23 Ekim 2024
weather
14°
Twitter
Facebook
Instagram

Erzurum Kongresi’ni hazırlayan şartlar

YAYINLAMA: | GÜNCELLEME:

100. YILINDA ERZURUM KONGRESİ (23 TEMMUZ-7 AĞUSTOS 1919)-1

Birinci Dünya Savaşı sırasında Anadolu’nun Doğu bölgesi çetin savaşlara sahne olmuş ve düşman orduları istilasına maruz kalmış, orduların ilerleme ve gerileme hareketleri ve Ermeni katliamları ile bölgenin Türk halkı, tam manasıyla harp felaketinin bütün acılarını çekmiştir. Erzurum, Doğu bölgesindeki stratejik ve jeopolitik konumundan dolayı tarih boyunca daima önemli bir merkez olmuştur. XI. Yüzyıldan itibaren Türk medeniyetinin mimari eserleriyle karakteristik bir Türk kimliği kazanan şehir, çevresindeki tabyalarıyla askeri savunma sisteminin de aşılmaz kalesi haline gelmiştir. Erzurum, Birinci Dünya Savaşı’ndan sonra, milli kurtuluş hareketinin ve Türkiye Cumhuriyeti’nin de temelinin atıldığı yer olmuştur.

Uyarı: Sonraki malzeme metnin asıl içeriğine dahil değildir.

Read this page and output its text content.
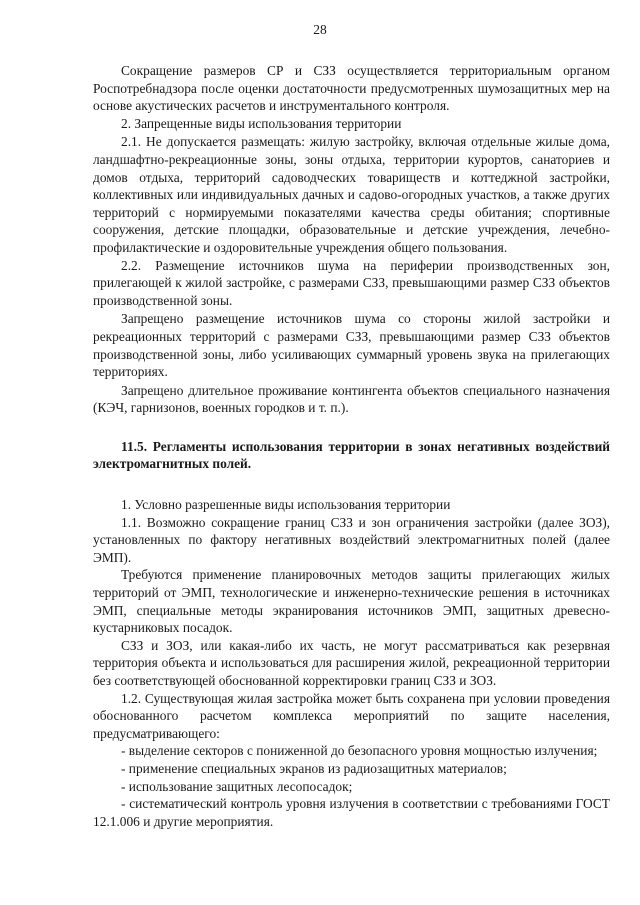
28

Сокращение размеров СР и СЗЗ осуществляется территориальным органом Роспотребнадзора после оценки достаточности предусмотренных шумозащитных мер на основе акустических расчетов и инструментального контроля.

2. Запрещенные виды использования территории

2.1. Не допускается размещать: жилую застройку, включая отдельные жилые дома, ландшафтно-рекреационные зоны, зоны отдыха, территории курортов, санаториев и домов отдыха, территорий садоводческих товариществ и коттеджной застройки, коллективных или индивидуальных дачных и садово-огородных участков, а также других территорий с нормируемыми показателями качества среды обитания; спортивные сооружения, детские площадки, образовательные и детские учреждения, лечебно-профилактические и оздоровительные учреждения общего пользования.

2.2. Размещение источников шума на периферии производственных зон, прилегающей к жилой застройке, с размерами СЗЗ, превышающими размер СЗЗ объектов производственной зоны.

Запрещено размещение источников шума со стороны жилой застройки и рекреационных территорий с размерами СЗЗ, превышающими размер СЗЗ объектов производственной зоны, либо усиливающих суммарный уровень звука на прилегающих территориях.

Запрещено длительное проживание контингента объектов специального назначения (КЭЧ, гарнизонов, военных городков и т. п.).

11.5. Регламенты использования территории в зонах негативных воздействий электромагнитных полей.

1. Условно разрешенные виды использования территории

1.1. Возможно сокращение границ СЗЗ и зон ограничения застройки (далее ЗОЗ), установленных по фактору негативных воздействий электромагнитных полей (далее ЭМП).

Требуются применение планировочных методов защиты прилегающих жилых территорий от ЭМП, технологические и инженерно-технические решения в источниках ЭМП, специальные методы экранирования источников ЭМП, защитных древесно-кустарниковых посадок.

СЗЗ и ЗОЗ, или какая-либо их часть, не могут рассматриваться как резервная территория объекта и использоваться для расширения жилой, рекреационной территории без соответствующей обоснованной корректировки границ СЗЗ и ЗОЗ.

1.2. Существующая жилая застройка может быть сохранена при условии проведения обоснованного расчетом комплекса мероприятий по защите населения, предусматривающего:

- выделение секторов с пониженной до безопасного уровня мощностью излучения;

- применение специальных экранов из радиозащитных материалов;

- использование защитных лесопосадок;

- систематический контроль уровня излучения в соответствии с требованиями ГОСТ 12.1.006 и другие мероприятия.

Nitekim, Mondros Mütarekesi’nin 24. maddesine karşı teşkilatlanan ve İstanbul’da kurulmuş olan “Vilâyât-ı Şarkiye Müdafaa- i Hukuku-u Milliye Cemiyeti”nin, tabii merkezi olan Erzurum’da faaliyete geçmesi, Türkiye’nin bölünmesine ve istilasına karşı direnmenin temel örneklerinden biridir. Başlangıçta bölgede bir “Ermenistan Devleti” nin oluşturulmasına engel olmak düşüncesi ile “bölgesel” bir kurtuluş amaçlanmış; sonradan Kuzeydoğu Karadeniz Bölgesi’nde Rumların “Pontus Devleti” kurma faaliyetlerinin engellenmesi düşüncesi ile bu amaç kısmen genişletilmiş; nihayet bölgedeki Kürt aşiretleri üzerinde İngiltere’nin yürüttüğü “ayrılıkçı Kürtçü” propagandaların önünün alınarak milli birlik ve bütünlüğün sağlanması hedeflenmiştir.

TEHDİTLER NELERDİ? Mütareke döneminde bölge açısından ilk tehdit, Vilâyât-ı Sitte’de bir Ermeni Devleti kurulması idi. Çünkü Mondros Mütarekesi’nin (30 Ekim 1918), “Vilâyât-ı Sitte’de iğtişaş (karışıklık) zuhurunda mezkur vilayetlerin herhangi bir kısmının işgali hakkını İtilaf Devletleri muhafaza ederler” şeklindeki 24. maddesi, ilk İngiliz teklifinde ve Mütareke’nin İngilizce metninde “Ermeni Vilâyât-ı Sittesi” olarak kaydedilmiş idi. Bu altı vilayet, Erzurum, Van, Bitlis, Harput, Diyarbakır ve Sivas idi. Bu suretle Anadolu’nun bu bölgesinde, İtilaf Devletleri savaş öncesindeki çalışmaların devamı şeklinde bir “Türkiye Ermenistan Devleti” kurmak istemekteydiler.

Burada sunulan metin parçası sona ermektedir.